No por nada, todos los partidos se han hecho de la vista gorda para crear el Sistema Nacional Anticorrupción.
Que a nadie le extrañe. En todos subyacen prácticas que nada tienen que ver con la honestidad, la transparencia y la ética. La ambición marea y el poder enloquece a quienes acceden a éste, como una mala droga.
Así que más allá de lo que plantean en el discurso, la realidad es que a la clase política no le interesa hacerse el “hara kiri” y autoimponerse regulaciones que no está dispuesta a cumplir.
Porque de hacerlo, varios, muchísimos de los más “distinguidos” integrantes de ese círculo mafioso tendrían que pagar por sus actos, por el saqueo al que han sometido a este país. Y si algo mantiene seguras las amarras del endeble sistema político mexicano para que no termine de irse a pique, es precisamente la impunidad de sus integrantes.
Por esa razón es que no pasa nada si se exhibe en los medios que el Presidente de la República, su esposa y uno de los integrantes de su gabinete son propietarios de mansiones cuyo valor no corresponde con sus ingresos.
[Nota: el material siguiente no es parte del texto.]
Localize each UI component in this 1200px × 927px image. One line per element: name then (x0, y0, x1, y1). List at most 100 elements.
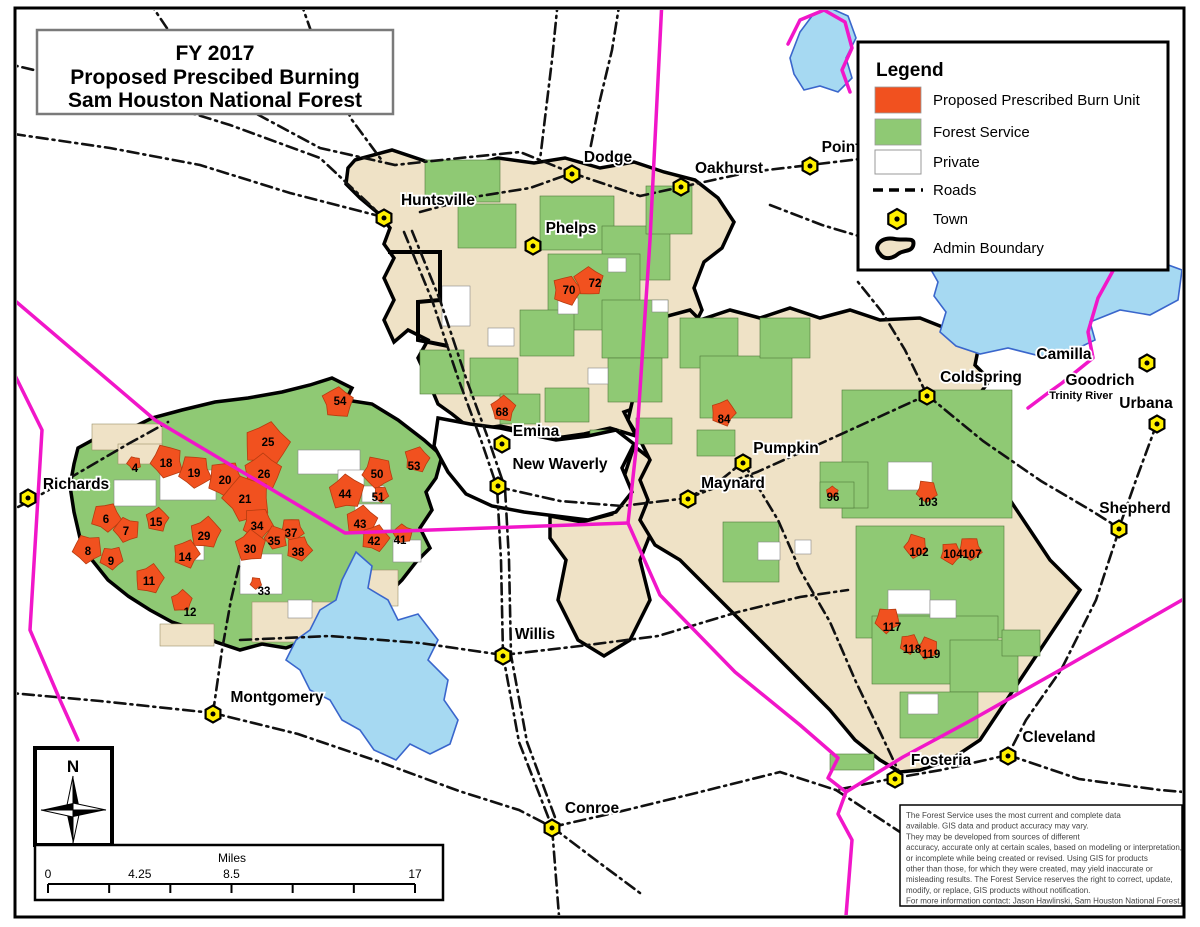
burn-unit (234, 528, 266, 561)
burn-unit-label: 30 (244, 544, 257, 556)
scale-bar: Miles 0 4.25 8.5 17 (33, 843, 445, 902)
map-title-line-3: Sam Houston National Forest (68, 89, 362, 112)
burn-unit (940, 543, 963, 566)
burn-unit-label: 37 (285, 528, 298, 540)
burn-unit-label: 20 (219, 475, 232, 487)
burn-unit-label: 14 (179, 552, 192, 564)
burn-unit (712, 399, 737, 427)
town-marker-dot (678, 184, 684, 190)
road (418, 171, 574, 214)
road (17, 692, 554, 829)
burn-unit-label: 4 (132, 463, 139, 475)
forest-service-patch (696, 429, 736, 457)
legend-item: Proposed Prescribed Burn Unit (874, 86, 1141, 114)
private-inholding (794, 539, 812, 555)
disclaimer-box: The Forest Service uses the most current… (899, 804, 1183, 907)
road (410, 229, 558, 822)
burn-unit (573, 266, 604, 295)
private-inholding (287, 599, 313, 619)
disclaimer-line: other than those, for which they were cr… (906, 865, 1153, 874)
legend-item: Town (887, 207, 968, 231)
legend-item-label: Town (933, 211, 968, 228)
burn-unit (174, 539, 201, 569)
town-label: Phelps (546, 220, 597, 237)
burn-unit-label: 38 (292, 547, 305, 559)
burn-unit-label: 6 (103, 514, 109, 526)
title-box: FY 2017 Proposed Prescibed Burning Sam H… (35, 28, 395, 116)
burn-unit-label: 26 (258, 469, 271, 481)
magenta-boundary-line (844, 598, 1182, 794)
town-marker-dot (530, 243, 536, 249)
burn-unit-label: 84 (718, 414, 731, 426)
burn-unit-label: 51 (372, 492, 385, 504)
legend-item-label: Private (933, 154, 980, 171)
burn-unit (899, 634, 920, 656)
burn-unit-label: 15 (150, 517, 163, 529)
burn-unit-label: 25 (262, 437, 275, 449)
burn-unit-label: 41 (394, 535, 407, 547)
burn-unit (99, 546, 124, 571)
burn-unit (112, 516, 139, 543)
town-label: Willis (515, 626, 555, 643)
town-marker-dot (381, 215, 387, 221)
admin-boundary-symbol-icon (875, 236, 916, 261)
town-label: Dodge (584, 149, 633, 166)
road (925, 393, 1121, 530)
burn-unit-label: 29 (198, 531, 211, 543)
town-marker-dot (1144, 360, 1150, 366)
road (834, 753, 1010, 792)
private-inholding (907, 693, 939, 715)
burn-unit-label: 18 (160, 458, 173, 470)
disclaimer-line: They may be developed from sources of di… (906, 832, 1081, 841)
scale-unit-label: Miles (218, 851, 246, 865)
town-marker-dot (569, 171, 575, 177)
burn-unit-label: 72 (589, 278, 602, 290)
burn-unit (91, 503, 123, 533)
forest-service-patch (819, 481, 855, 509)
forest-service-patch (419, 349, 465, 395)
town-label: Richards (43, 476, 109, 493)
burn-unit-label: 12 (184, 607, 197, 619)
burn-unit-label: 118 (903, 644, 922, 656)
burn-unit-label: 9 (108, 556, 114, 568)
burn-unit (171, 588, 193, 611)
road (550, 770, 838, 829)
burn-unit-label: 54 (334, 396, 347, 408)
burn-unit-label: 21 (239, 494, 252, 506)
disclaimer-line: accuracy, accurate only at certain scale… (906, 843, 1182, 852)
burn-unit-swatch-icon (874, 86, 922, 114)
town-label: Emina (513, 423, 560, 440)
burn-unit (145, 506, 170, 532)
burn-unit (178, 456, 213, 489)
private-inholding (587, 367, 609, 385)
road (588, 10, 620, 152)
burn-unit (958, 538, 983, 561)
burn-unit-label: 8 (85, 546, 92, 558)
burn-unit (126, 456, 141, 471)
burn-unit (328, 473, 365, 509)
town-marker-dot (685, 496, 691, 502)
legend-item-label: Admin Boundary (933, 240, 1044, 257)
town-label: Conroe (565, 800, 620, 817)
road (550, 825, 642, 895)
burn-unit (149, 444, 183, 479)
town-marker-dot (807, 163, 813, 169)
town-marker-dot (1154, 421, 1160, 427)
burn-unit-label: 102 (909, 547, 928, 559)
forest-service-patch (519, 309, 575, 357)
forest-service-patch (457, 203, 517, 249)
private-inholding (113, 479, 157, 507)
burn-unit (287, 536, 314, 562)
legend-item-label: Roads (933, 182, 976, 199)
burn-unit-label: 34 (251, 521, 264, 533)
burn-unit (553, 275, 583, 306)
burn-unit-label: 119 (922, 649, 941, 661)
disclaimer-line: or incomplete while being created or rev… (906, 854, 1148, 863)
burn-unit (372, 486, 390, 504)
burn-unit (71, 535, 102, 565)
burn-unit-label: 107 (962, 549, 981, 561)
burn-unit (404, 446, 431, 473)
disclaimer-line: available. GIS data and product accuracy… (906, 822, 1089, 831)
burn-unit-label: 68 (496, 407, 509, 419)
Y luego resulta que son “regalos” de ex patrones o de empresarios “amigos”, que “coincidentemente” también son contratistas del gobierno.
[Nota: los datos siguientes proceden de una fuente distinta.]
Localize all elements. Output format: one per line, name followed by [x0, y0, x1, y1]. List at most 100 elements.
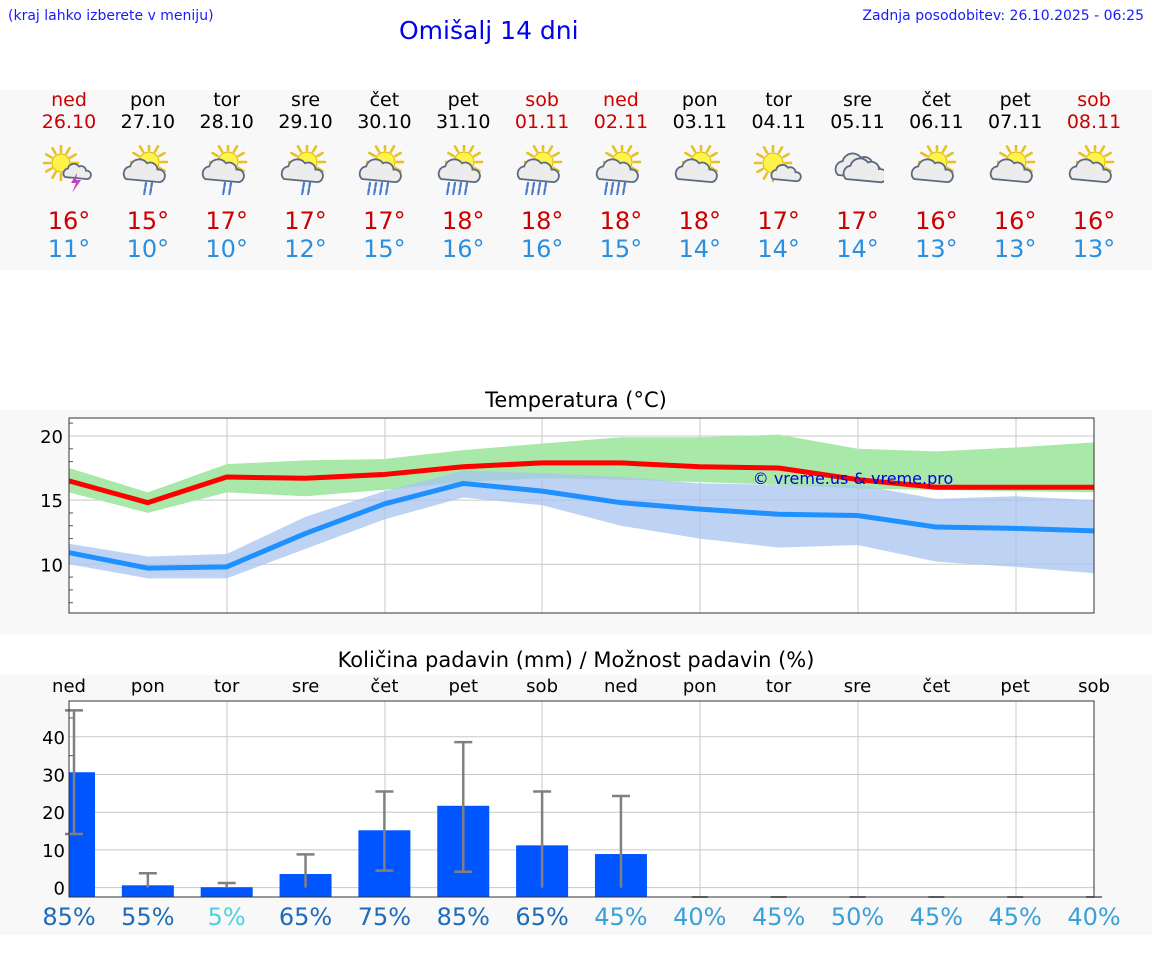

O qué decir de los políticos que de la noche a la mañana aparecen como dueños de numerosas y valiosas propiedades en el extranjero, puestas a nombre de parientes o prestanombres, como en el caso reciente del ex gobernador de Oaxaca, José Murat Casab, a quien el diario The New York Times adjudica la compra de media docena de inmuebles de lujo en Estados Unidos, lo cual, por supuesto, fue negado por este personaje.
Por cierto, Murat Casab, junto con el ex senador Enrique Jackson, fungen como asesores del gobernador de Veracruz, Javier Duarte de Ochoa, y cobran una millonada por los “sabios consejos” que le dan al mandatario estatal. Y viven como emperadores en Veracruz.
Porque si hay una entidad donde a los políticos les gusta vivir bien y en serio, es Veracruz. Son de antología las mansiones que de un día para otro se hicieron varios integrantes del actual gobierno, como la del ahora secretario del Trabajo, Gabriel Deantes, que hasta elevador tiene de tan grande que es.
Y por las mismas andan desde funcionarios de medio pelo hasta autoridades y ex autoridades de primer nivel, que son propietarios no sólo de casas de ensueño, sino de ranchos, hoteles, restaurantes y medios de comunicación. ¿Cómo le hicieron? Sería muy bueno saberlo. Aunque no es muy difícil de imaginar.
Por éstas y otras razones es que los partidos han retrasado lo más posible la creación de un sistema legal que combata sus propios excesos. Y también por ello es que el partido en el poder, el PRI, quiere introducir retrocesos en la Ley de Transparencia, ya que la rendición de cuentas nunca ha sido su fuerte.
La corrupción endémica, enquistada no sólo en el régimen político sino en la misma cultura de la sociedad mexicana, está desbaratando a este país. Como se ha insistido hasta el cansancio, para que ésta exista y se extienda en los niveles que lo hace en México, es condición sine qua non que haya impunidad, que los latrocinios, los desfalcos, los fraudes y los crímenes en general no se castiguen, que los culpables de los mismos no sean penalizados.
Y mientras eso no cambie, podrá haber alternancia. Podrá cambiarse de partidos y gobernantes. México no tendrá remedio.